The Winnie traveled across ten different states in 2016, the last being the least desirable. No offense to my family, athough Texas is my birthplace, anyone who knows me knows I’m not a fan for many reasons. If my Mom and niece would only relocate, I’d be like Thelma and Louise, driving across the four contiguous states just to avoid driving through it.
It’s 500 miles from the state line to the family farm, every one of them flat, dusty, industrial, agricultural…brown, brown, and more brown. Follow the steady stream of 18-wheelers down through the bleak, desolate panhandle, across the barren plain, until you reach the sprawl of strip mall hell that is Fort Worth and Dallas. Chilis, Olive Garden, McDonalds and Walmart…Repeat. Déjà vu all over again. Every day is Ground Hog Day across Texas Highway 287.
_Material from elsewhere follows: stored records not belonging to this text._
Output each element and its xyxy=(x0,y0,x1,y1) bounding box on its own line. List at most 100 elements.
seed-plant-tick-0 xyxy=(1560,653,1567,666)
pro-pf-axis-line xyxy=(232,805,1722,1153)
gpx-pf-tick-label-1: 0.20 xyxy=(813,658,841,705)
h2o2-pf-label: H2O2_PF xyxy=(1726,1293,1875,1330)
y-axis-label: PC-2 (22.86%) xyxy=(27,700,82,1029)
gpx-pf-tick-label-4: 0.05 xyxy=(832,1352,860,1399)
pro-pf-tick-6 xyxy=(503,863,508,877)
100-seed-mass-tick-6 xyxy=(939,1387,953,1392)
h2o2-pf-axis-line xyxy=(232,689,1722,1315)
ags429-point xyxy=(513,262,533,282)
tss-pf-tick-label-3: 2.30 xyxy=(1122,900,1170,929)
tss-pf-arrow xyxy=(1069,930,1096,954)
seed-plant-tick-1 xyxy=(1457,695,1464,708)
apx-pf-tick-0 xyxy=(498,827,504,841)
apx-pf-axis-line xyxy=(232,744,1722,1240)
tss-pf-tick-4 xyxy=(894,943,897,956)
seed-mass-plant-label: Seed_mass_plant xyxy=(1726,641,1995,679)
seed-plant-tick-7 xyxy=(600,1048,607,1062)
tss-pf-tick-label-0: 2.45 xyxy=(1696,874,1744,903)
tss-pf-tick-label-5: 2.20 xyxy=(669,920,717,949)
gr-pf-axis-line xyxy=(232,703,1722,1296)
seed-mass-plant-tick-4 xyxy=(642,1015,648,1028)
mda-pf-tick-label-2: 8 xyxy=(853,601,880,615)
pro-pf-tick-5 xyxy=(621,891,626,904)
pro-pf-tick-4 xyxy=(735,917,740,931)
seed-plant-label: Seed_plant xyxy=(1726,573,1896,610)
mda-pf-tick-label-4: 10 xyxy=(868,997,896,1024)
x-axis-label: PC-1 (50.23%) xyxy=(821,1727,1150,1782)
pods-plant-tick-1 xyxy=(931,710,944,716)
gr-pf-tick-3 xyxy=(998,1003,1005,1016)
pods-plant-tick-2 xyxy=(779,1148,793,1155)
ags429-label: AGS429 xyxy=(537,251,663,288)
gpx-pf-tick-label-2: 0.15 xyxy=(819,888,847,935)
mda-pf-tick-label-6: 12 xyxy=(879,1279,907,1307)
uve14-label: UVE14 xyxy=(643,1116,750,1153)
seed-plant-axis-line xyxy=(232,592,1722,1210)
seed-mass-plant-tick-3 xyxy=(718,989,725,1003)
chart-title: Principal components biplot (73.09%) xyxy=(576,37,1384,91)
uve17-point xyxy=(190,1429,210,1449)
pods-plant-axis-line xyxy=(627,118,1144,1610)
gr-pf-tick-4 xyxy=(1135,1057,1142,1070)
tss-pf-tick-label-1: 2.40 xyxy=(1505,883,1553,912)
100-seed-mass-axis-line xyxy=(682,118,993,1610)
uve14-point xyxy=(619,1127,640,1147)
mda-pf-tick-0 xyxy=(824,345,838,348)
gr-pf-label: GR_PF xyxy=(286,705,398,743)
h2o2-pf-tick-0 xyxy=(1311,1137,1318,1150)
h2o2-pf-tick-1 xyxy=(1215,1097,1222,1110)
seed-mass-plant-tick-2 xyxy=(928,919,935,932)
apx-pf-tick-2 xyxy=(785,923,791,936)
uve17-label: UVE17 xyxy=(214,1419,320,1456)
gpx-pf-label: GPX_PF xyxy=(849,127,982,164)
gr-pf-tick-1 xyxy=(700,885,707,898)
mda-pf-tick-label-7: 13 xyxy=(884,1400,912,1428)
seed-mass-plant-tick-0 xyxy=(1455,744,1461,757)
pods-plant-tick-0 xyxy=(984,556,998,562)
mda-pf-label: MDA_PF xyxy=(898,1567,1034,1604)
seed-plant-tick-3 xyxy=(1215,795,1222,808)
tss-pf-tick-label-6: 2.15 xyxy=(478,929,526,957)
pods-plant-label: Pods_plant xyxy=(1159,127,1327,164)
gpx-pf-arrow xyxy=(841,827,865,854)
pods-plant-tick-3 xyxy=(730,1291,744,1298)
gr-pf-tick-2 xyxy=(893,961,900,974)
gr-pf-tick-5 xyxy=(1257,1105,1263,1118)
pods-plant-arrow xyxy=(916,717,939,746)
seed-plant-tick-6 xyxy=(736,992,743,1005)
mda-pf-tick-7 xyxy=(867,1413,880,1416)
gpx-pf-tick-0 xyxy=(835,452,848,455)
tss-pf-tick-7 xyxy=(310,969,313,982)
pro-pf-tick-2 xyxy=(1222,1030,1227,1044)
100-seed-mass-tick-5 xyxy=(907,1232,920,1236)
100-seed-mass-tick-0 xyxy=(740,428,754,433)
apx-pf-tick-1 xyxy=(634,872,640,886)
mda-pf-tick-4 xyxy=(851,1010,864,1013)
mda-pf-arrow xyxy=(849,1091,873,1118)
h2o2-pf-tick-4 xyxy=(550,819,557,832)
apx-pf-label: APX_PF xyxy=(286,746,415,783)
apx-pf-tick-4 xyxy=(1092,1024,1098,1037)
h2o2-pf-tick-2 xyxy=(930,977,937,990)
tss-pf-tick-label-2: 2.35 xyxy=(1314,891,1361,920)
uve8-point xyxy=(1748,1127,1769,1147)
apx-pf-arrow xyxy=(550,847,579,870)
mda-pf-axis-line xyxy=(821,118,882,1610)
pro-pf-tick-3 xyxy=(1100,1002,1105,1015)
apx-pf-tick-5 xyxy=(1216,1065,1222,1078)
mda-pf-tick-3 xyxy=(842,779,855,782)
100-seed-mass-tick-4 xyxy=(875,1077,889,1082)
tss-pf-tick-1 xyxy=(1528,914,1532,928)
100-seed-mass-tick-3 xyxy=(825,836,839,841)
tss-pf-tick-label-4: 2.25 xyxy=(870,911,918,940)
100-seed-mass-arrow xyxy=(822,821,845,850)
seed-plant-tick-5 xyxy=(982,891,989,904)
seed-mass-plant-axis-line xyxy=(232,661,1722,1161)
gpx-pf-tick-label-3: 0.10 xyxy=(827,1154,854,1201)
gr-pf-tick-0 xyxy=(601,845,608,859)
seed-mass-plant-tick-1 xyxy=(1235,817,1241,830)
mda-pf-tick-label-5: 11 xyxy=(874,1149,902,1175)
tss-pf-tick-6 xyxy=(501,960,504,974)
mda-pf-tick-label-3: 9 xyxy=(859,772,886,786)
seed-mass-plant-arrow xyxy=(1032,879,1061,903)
It’s always a toss up on what to do with the Winnie come winter. For the past two years, I’ve put her in storage just north of Phoenix, and flown back to Texas for the holidays. It’s a great set-up, as it typically allows me the opportunity to stop over at nearby McDowell Mountain for a visit with winter residents Jim and Gayle. The plus is not having to winterize the rig, not having to worry about dampness or mold in the desert, and not having to retrace my steps back across Texas come January.
But the down side is leaving my “home.” Figuring out what to pack and dealing with airport pat-downs has long taken the thrill out of air travel. And imposing on loved ones for rides and spare bedrooms can start to feel like a burden….to me, not to them. There’s just no substitute for sleeping in my own bed, even if it is during the dead of winter when the bitter Texas wind blows across the plain, cutting through the cracks in the windows like a frozen steel ice pick.
But this year, driving back to Texas only makes sense. The Winnie is already winterized after my stay at the Grand Canyon. Free storage on the farm frees up finances to spend a little more on my meanderings through Mexico. And finally, it positions me perfectly to head east this year. After three straight summers in a row in the west, I’m heading back to the east coast to visit some friends and cover some new territory. Yes, bugs. Yes, traffic. Yes, humidity and humanity. But it will only make me appreciate the Great Southwest even more when I return. Besides, I have plans to visit a few more national parks on the east side. After all, “life is what happens when we are busy making other plans.”